The decision to reopen negotiations with Turkey followed a relatively positive European Commission report in October on the progress of the country. The assessment stated that Turkey had taken a number of "important steps" to adopt a judicial reform package and push forward a peace process with Kurdish insurgents

But Turkish accession talks have been dogged by a number of political problems. Tensions with Cyprus have been a major factor in the slow progress of the talks.
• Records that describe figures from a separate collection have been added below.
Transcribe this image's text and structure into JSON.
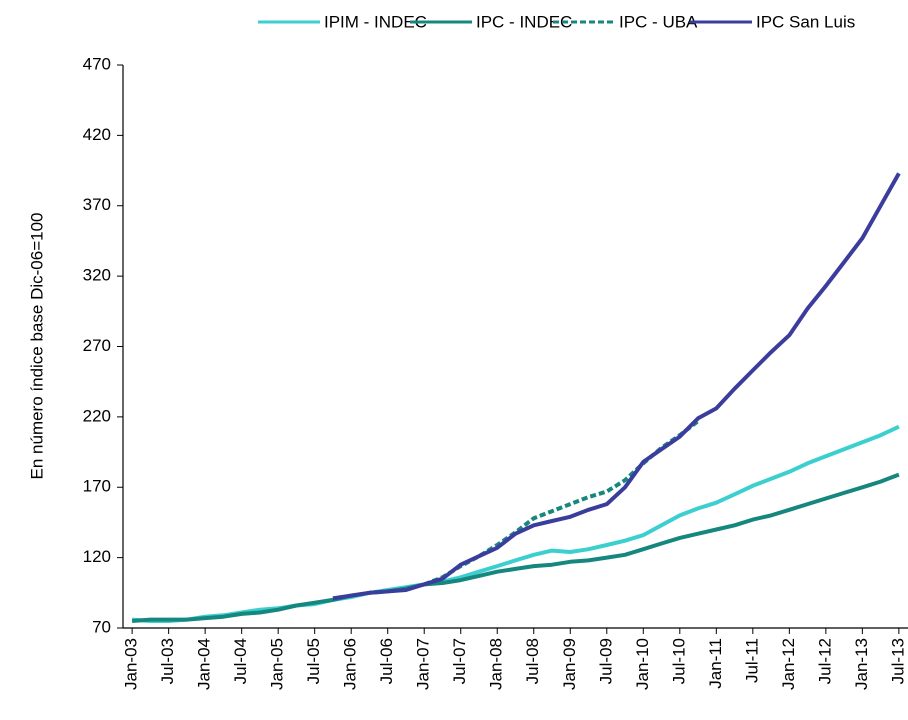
{
  "chart_data": {
    "type": "line",
    "y_label": "En número índice base Dic-06=100",
    "categories": [
      "Jan-03",
      null,
      "Jul-03",
      null,
      "Jan-04",
      null,
      "Jul-04",
      null,
      "Jan-05",
      null,
      "Jul-05",
      null,
      "Jan-06",
      null,
      "Jul-06",
      null,
      "Jan-07",
      null,
      "Jul-07",
      null,
      "Jan-08",
      null,
      "Jul-08",
      null,
      "Jan-09",
      null,
      "Jul-09",
      null,
      "Jan-10",
      null,
      "Jul-10",
      null,
      "Jan-11",
      null,
      "Jul-11",
      null,
      "Jan-12",
      null,
      "Jul-12",
      null,
      "Jan-13",
      null,
      "Jul-13"
    ],
    "series": [
      {
        "name": "IPIM - INDEC",
        "color": "#3ccfd0",
        "line_style": "solid",
        "values": [
          76,
          75,
          75,
          76,
          78,
          79,
          81,
          83,
          84,
          86,
          87,
          90,
          92,
          95,
          97,
          99,
          101,
          103,
          106,
          110,
          114,
          118,
          122,
          125,
          124,
          126,
          129,
          132,
          136,
          143,
          150,
          155,
          159,
          165,
          171,
          176,
          181,
          187,
          192,
          197,
          202,
          207,
          213
        ]
      },
      {
        "name": "IPC - INDEC",
        "color": "#16877f",
        "line_style": "solid",
        "values": [
          75,
          76,
          76,
          76,
          77,
          78,
          80,
          81,
          83,
          86,
          88,
          90,
          93,
          95,
          96,
          98,
          101,
          102,
          104,
          107,
          110,
          112,
          114,
          115,
          117,
          118,
          120,
          122,
          126,
          130,
          134,
          137,
          140,
          143,
          147,
          150,
          154,
          158,
          162,
          166,
          170,
          174,
          179
        ]
      },
      {
        "name": "IPC - UBA",
        "color": "#16877f",
        "line_style": "dashed",
        "values": [
          null,
          null,
          null,
          null,
          null,
          null,
          null,
          null,
          null,
          null,
          null,
          null,
          null,
          null,
          null,
          null,
          101,
          106,
          114,
          121,
          129,
          138,
          148,
          153,
          158,
          163,
          167,
          175,
          187,
          198,
          207,
          217,
          null,
          null,
          null,
          null,
          null,
          null,
          null,
          null,
          null,
          null,
          null
        ]
      },
      {
        "name": "IPC San Luis",
        "color": "#3b3d9c",
        "line_style": "solid",
        "values": [
          null,
          null,
          null,
          null,
          null,
          null,
          null,
          null,
          null,
          null,
          null,
          91,
          93,
          95,
          96,
          97,
          101,
          105,
          115,
          121,
          127,
          137,
          143,
          146,
          149,
          154,
          158,
          170,
          188,
          197,
          206,
          219,
          226,
          240,
          253,
          266,
          278,
          297,
          313,
          330,
          347,
          370,
          393
        ]
      }
    ],
    "ylim": [
      70,
      470
    ],
    "yticks": [
      70,
      120,
      170,
      220,
      270,
      320,
      370,
      420,
      470
    ],
    "grid": false,
    "legend": "top"
  }
}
The Republic of Cyprus – the island's internationally recognized Greek area – is blocking eight chapters in Turkey's accession talks because of Turkey's refusal to open its sea and air ports to traffic from Cyprus.

Turkey accused the EU of not ending the international isolation of Turkish Cypriots and did not open its ports.

Germany and France gave the green lights for talks to go ahead earlier this year after previously blocking negotiations in protest over of prime minster Recep Tayyip Erdogan's brutal crackdown of the Gezi Park protest.

But European lawmakers have sought to present a unified relationship between Brussels and Ankara seeing membership as the best way to bring key reforms to Turkey.

(Read more: Germany seeks to halt EU-Turkey talks over handling of protests)

"Let me underline that Turkey is and remains an important partner for the European Union and the developments in Turkey underline the importance of continuing EU engagement and the EU remaining the benchmark of reform in turkey," Štefan Füle, commissioner for enlargement and neighbourhood policy, said at a news conference.

Analysts are sceptical about the negotiations ever being successful.

James Ker-Lindsay, senior research fellow at the London School of Economics told CNBC that the deal is "unlikely" to happen.

"The thing is, both sides are committed to this relationship and I don't think either side quite knows how to get out of it."